The Company cautions you that statements included in this report that are not a description of historical facts are forward-looking statements. Words such as "anticipate," "expect," "intend," "plan," "believe," "seek," "estimate," "will," "should," "would," "could," "may" and similar expressions also identify forward-looking statements. These forward-looking statements include, without limitation, statements regarding the total amount of consideration expected to be received by the Company as a result of the Transaction, and the related fees, expenses and costs associated with the Transaction and the performance of the obligations under the Asset Purchase Agreement and the BARDA Agreement, the parties' ability to meet expectations regarding the timing and completion of the obligations under the Asset Purchase Agreement and the BARDA Agreement, and the Company's expectations with regard to payments to be received from, the Asset Purchase Agreement. The inclusion of forward-looking statements should not be regarded as a representation by the Company that any of these results will be achieved. Actual results may differ from those set forth in this report due to the risks and uncertainties associated with market conditions, the timing of the satisfaction of the obligations under the Asset Purchase Agreement, if at all, as well as risks and uncertainties inherent in the Company's business, including those described in the Company's other filings with the Securities Exchange Commission. You are cautioned not to place undue reliance on these forward-looking statements, which speak only as of the date hereof, and the Company undertakes no obligation to revise or update this report to reflect events or circumstances after the date hereof. All forward-looking statements are qualified in their entirety by this cautionary statement. This caution is made under the safe harbor provisions of Section 21E of the Private Securities Litigation Reform Act of 1995.

Item 9.01 Financial Statements and Exhibits.

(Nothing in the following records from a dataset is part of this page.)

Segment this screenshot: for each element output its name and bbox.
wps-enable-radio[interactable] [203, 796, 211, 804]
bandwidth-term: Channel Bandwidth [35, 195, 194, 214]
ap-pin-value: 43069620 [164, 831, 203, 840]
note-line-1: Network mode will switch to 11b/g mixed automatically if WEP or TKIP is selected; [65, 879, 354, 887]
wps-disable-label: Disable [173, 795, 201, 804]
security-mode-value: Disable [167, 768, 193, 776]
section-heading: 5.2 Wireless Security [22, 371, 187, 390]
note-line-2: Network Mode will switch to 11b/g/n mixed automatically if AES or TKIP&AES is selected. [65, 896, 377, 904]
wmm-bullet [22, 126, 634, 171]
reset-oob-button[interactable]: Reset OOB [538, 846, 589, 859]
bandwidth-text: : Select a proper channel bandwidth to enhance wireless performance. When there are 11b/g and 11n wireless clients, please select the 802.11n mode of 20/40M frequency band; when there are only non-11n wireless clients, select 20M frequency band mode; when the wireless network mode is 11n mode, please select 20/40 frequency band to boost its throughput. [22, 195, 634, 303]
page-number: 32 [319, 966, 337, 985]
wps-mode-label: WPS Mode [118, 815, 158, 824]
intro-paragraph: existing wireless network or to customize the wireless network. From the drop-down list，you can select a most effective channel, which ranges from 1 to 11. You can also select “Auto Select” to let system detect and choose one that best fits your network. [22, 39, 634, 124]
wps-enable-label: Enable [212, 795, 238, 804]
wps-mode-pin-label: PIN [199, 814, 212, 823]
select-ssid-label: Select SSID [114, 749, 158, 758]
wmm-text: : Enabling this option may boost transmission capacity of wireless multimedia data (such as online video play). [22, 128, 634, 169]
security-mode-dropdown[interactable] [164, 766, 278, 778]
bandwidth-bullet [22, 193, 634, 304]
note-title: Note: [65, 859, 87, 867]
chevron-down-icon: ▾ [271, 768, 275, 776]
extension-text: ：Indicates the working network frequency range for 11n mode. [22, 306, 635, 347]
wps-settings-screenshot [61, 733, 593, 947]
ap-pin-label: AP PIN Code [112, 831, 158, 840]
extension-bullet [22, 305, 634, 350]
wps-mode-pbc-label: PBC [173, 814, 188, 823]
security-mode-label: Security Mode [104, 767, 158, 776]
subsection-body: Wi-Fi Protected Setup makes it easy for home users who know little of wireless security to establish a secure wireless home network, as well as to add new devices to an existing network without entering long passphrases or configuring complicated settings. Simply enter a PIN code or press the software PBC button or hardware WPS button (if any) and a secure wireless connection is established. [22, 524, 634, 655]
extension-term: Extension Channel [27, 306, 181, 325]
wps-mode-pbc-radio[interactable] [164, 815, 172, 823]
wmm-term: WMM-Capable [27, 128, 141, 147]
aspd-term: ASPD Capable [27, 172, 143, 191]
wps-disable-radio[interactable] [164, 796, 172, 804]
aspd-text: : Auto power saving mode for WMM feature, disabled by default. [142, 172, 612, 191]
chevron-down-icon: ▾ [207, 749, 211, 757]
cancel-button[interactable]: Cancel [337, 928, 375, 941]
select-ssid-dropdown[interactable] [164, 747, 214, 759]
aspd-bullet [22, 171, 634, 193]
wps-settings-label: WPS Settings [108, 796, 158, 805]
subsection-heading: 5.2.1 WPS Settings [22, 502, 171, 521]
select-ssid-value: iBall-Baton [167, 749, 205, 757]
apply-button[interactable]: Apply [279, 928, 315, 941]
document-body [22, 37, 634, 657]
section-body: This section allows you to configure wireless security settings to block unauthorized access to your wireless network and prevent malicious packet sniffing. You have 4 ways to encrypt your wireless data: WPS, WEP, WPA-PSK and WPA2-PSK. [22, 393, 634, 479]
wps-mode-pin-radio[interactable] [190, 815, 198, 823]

(b) Pro Forma Financial Information

The unaudited pro forma consolidated financial information of the Company as of and for the six months ended June 30, 2022 and for the year ended December 31, 2021, is filed as Exhibit 99.1 hereto and is incorporated herein by reference.





(d) Exhibits



Exhibit No.   Description
  2.1*          First Amendment to Asset Purchase Agreement, dated September 26,
              2022, by and Between the Company, Emergent BioSolutions Inc. and
              Emergent Biodefense Operations Lansing LLC
  99.1          Unaudited Pro Forma Consolidated Financial Statements of the
              Company.
104           Cover Page Interactive Data File (embedded within the Inline XBRL
              document).



* Schedules and exhibits to the agreement have been omitted pursuant to Item 601(a)(5) of Regulation S-K. A copy of any omitted schedule and/or exhibit will be furnished to the Securities and Exchange Commission upon request.